Он протянул быструю ловкую руку и похлопал мою спину по тому месту, где у меня не было хвоста.
— Пинкт здесь, в точности. У мужчин там ничего нет. Но у женщины по этому маленькому бугорку на спине ты можешь сразу узнать, какой у нее второй маленький бугорок — в тех райских кущах, что на теле впереди. Там у нее холмик должен быть плотный, и красивый, и веселый, понимаешь? А зискайт шель басар. Самая сладость тела. А если у нее нет там такого бугорка, так и все остальное тело будет такое же невеселое, точка.
Он вышел из машины, чтобы проверить причиненный ущерб.
— Бампер у этого пикапа — никакой бычий лоб не сравнится, — гордо объявил он.

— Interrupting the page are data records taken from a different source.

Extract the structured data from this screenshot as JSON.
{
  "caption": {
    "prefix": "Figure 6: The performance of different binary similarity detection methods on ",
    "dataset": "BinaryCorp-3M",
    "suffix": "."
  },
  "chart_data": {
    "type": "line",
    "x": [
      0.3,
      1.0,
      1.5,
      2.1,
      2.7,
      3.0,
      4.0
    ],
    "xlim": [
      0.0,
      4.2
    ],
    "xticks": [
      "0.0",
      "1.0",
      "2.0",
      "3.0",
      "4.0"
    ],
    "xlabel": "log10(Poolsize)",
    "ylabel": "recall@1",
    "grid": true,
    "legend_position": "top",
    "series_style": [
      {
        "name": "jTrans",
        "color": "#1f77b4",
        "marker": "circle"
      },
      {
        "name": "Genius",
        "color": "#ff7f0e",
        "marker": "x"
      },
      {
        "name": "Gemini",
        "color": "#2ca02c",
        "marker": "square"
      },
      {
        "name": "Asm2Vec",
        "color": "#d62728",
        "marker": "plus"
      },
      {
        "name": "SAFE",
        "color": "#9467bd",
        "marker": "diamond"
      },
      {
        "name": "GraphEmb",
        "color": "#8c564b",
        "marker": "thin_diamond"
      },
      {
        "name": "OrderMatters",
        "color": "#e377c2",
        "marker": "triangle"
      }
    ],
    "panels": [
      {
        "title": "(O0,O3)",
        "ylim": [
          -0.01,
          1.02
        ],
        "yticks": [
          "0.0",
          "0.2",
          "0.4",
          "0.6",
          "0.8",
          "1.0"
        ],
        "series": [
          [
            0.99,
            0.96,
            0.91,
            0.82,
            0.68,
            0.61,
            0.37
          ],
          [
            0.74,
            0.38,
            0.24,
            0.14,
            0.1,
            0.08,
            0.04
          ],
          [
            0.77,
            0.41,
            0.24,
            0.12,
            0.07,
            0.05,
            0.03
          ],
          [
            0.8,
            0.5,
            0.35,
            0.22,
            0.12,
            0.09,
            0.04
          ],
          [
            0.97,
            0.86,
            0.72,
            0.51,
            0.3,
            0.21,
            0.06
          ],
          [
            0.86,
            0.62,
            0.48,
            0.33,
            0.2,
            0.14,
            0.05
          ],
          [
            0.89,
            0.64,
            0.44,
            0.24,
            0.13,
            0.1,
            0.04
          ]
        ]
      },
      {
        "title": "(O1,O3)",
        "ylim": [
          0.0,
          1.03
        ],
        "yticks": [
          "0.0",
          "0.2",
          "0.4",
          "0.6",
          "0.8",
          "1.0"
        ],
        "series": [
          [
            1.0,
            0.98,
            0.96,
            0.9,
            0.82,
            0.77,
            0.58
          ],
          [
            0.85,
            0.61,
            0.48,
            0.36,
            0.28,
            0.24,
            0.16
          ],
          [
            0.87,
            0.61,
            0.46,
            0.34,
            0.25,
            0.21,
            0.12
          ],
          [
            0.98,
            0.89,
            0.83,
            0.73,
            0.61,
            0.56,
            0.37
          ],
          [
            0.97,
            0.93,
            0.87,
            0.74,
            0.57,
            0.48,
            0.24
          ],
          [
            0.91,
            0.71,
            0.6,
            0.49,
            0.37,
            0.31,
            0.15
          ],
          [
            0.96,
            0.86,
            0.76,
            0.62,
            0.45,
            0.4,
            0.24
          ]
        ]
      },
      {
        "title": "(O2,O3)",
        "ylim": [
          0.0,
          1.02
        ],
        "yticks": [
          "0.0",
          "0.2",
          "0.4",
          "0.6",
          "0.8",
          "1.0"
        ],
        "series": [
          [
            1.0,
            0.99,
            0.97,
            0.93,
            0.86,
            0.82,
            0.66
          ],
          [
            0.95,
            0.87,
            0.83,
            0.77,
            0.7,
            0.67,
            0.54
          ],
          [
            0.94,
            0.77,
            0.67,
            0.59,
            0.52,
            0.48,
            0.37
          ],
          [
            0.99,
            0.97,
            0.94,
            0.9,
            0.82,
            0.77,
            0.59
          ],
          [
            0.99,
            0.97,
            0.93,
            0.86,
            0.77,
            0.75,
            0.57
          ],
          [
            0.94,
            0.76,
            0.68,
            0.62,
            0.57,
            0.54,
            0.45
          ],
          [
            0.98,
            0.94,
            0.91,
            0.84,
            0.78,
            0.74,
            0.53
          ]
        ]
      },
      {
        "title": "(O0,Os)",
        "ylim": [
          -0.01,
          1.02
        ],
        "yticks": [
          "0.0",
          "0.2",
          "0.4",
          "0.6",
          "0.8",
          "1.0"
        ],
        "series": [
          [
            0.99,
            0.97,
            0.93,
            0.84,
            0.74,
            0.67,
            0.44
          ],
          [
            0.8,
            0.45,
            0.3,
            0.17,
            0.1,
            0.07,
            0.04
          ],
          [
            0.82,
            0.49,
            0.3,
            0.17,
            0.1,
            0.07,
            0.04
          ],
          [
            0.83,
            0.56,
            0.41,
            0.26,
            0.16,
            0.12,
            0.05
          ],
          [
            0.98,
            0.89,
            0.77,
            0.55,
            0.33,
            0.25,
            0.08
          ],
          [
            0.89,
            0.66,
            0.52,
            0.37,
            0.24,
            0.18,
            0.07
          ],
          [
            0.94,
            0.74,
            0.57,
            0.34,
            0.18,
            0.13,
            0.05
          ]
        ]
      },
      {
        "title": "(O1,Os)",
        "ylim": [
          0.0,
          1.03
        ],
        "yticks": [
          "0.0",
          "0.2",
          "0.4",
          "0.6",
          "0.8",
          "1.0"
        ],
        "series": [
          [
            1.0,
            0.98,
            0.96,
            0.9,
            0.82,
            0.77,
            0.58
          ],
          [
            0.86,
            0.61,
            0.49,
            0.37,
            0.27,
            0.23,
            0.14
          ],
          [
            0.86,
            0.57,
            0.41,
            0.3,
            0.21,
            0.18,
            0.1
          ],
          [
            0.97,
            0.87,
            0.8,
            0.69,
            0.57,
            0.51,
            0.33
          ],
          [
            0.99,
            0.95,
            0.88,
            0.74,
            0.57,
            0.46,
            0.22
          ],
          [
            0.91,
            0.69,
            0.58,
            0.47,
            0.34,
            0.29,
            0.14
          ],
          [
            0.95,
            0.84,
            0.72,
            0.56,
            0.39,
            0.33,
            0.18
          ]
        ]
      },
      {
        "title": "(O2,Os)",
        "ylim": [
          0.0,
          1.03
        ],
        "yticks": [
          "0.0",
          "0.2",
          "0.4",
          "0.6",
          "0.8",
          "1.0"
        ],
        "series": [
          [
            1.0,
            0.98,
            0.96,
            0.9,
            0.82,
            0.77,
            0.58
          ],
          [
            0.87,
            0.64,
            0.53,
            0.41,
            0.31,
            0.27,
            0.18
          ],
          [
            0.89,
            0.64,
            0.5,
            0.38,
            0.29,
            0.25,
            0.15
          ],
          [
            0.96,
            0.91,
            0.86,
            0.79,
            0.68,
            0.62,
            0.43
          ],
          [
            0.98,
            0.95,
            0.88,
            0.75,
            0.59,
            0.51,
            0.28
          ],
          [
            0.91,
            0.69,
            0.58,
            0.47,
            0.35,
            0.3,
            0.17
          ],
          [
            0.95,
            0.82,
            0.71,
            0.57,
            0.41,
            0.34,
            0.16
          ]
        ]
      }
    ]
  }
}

Мир Глобермана был прост и надежен, признаки и приметы — однозначны, намеки — очевидны и недвусмысленны, и все его предложения заканчивались громкими точками.
— И еще одно ты можешь выучить сейчас у своего отца, Зейде, — что если у нее на верхней губе есть немного волос — не то чтобы, не дай бог, усы, а так, вроде тени от травы, — это тоже хороший признак, это признак, что она женщина горячая, с пышным лесом на этом ее пышном холме.
Он вытащил из кармана мятую банкноту и прикрепил к стволу сломанной яблони.
— Хватит с них, — сказал он. — Чтоб знали, что Глоберман человек честный и за ущерб платит наличными. Так ты понял, что я тебе сказал насчет бугорка? Она еще не успеет раздеться, а ты уже можешь знать о ней такие вещи, что даже ее родная мать о них не знает.
Пикап вернулся на проселочную дорогу, покатил дальше, царапая железным брюхом гряду жестких колючек между колеями, и мы пересекли эвкалиптовую рощу. Давняя тропа, на которой Глоберман и его очередная жертва когда-то оставляли следы сапог и копыт, расширилась за эти годы от ширины коровы до ширины пикапа, и теперь в нее были впечатаны только следы резиновых шин.